I grin. “They’d say, ‘James, it’s so amazing you’re hiking. And swimming! Good for you.’”
Raquel looks at me in disbelief, her hand pausing in tying her shirt to the straps of the backpack. Finally she snorts. “Right,” she says, but her lips are twitching. She can only hold that expression for a moment before it breaks to laughter. “You’re absolutely unstoppable.”
And in that moment, she looks at me like that’s a good thing. Like maybe, that’s one of the things she fell in love with me for.
I lean forward, savoring the way that she tilts her face for mine, so we can enjoy this for a long, slow moment: the parting of our lips, the meeting of our tongues, a kiss that’s slow and unrushed. An affirmation.
Afterward our foreheads bump together, the two of us
leaned so close that we share our breath. I let my eyes open, finding hers still shaded by the dark line of her lashes.
“Are you going to come jump in?”
Raquel laughs, lazily cracking her eyes open for a close-up look at me before she leans back. “You always get me to do things I never thought I would. I’ll come look at the edge.”
I’ve as good as won. I grin as I push up to my feet, idly stretching my arms out across my chest before I start to kick off my shoes. “Once you come to the edge, you’ll remember that you’re actually wild all on your own.”
Raquel arches one neatly shaped eyebrow as if she doubts that. She unbuttons her little shorts before lifting her hips to shimmy them away, folding them neatly over her hiking boots.
“This is what you’ve done to me.”
“No,” I say. She looks up at me, and I hold down a hand for her, gripping strong at her offered forearm and pulling her up easily. Pulling her into me. “You’ve always been like this. You didn’t need me to take risks.”

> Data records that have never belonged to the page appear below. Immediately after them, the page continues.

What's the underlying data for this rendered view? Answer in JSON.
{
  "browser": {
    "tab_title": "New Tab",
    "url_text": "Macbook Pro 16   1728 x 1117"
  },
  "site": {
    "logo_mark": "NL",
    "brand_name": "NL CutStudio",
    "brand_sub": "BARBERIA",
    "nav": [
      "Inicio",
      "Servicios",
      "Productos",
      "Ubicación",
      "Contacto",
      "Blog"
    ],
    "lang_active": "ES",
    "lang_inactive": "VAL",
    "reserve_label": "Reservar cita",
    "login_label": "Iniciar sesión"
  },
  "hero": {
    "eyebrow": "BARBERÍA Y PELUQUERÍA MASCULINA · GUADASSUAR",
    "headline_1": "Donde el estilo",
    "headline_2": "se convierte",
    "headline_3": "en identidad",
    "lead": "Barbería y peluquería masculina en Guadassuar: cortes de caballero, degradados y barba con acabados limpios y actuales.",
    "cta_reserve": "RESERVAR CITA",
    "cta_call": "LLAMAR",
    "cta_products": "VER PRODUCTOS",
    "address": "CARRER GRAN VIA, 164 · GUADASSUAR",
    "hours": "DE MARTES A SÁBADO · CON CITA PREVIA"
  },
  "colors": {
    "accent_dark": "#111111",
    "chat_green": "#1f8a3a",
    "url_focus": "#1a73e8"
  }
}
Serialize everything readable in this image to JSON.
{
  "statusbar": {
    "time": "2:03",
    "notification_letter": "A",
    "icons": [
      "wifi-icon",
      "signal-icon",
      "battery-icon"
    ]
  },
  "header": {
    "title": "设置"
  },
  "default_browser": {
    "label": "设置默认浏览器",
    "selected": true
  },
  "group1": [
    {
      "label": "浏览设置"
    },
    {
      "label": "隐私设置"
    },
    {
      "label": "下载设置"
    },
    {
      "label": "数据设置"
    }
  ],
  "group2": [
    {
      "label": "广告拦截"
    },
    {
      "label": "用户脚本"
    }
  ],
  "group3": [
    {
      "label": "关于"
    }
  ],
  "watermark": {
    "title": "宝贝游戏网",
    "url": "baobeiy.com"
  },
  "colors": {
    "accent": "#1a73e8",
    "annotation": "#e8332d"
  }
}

There’s a beat where we only look at each other, and I could swear a shadow chases over Raquel’s eyes before she laughs, tugging at my hand. “Come on. Let’s look.”
Looking is usually a mistake. Raquel’s toes curl in tiny little claws at the edge of the rock as she gazes down into the water.
“It’s higher than I remembered,” she says after a long beat.
“Every time,” I agree, coming to stand shoulder to shoulder with her.
She doesn’t look to me. Her eyes remain fixed out over the lake. No one else would notice the way her lips move, but I notice everything about Raquel. I can see the way that her teeth have found the inside edge of her lip to worry.
The flip-flop of my stomach is way out of proportion, but there’s something about it I don’t like, the way she looks at the water and faint lines thread over her forehead.
“I don’t know, JJ.” Her tone is different. She tries to find a smile as she looks up to me, but there’s a sudden lack of surety, like a cloud passing over the sun of her happiness. “I’d forgotten how big it is.”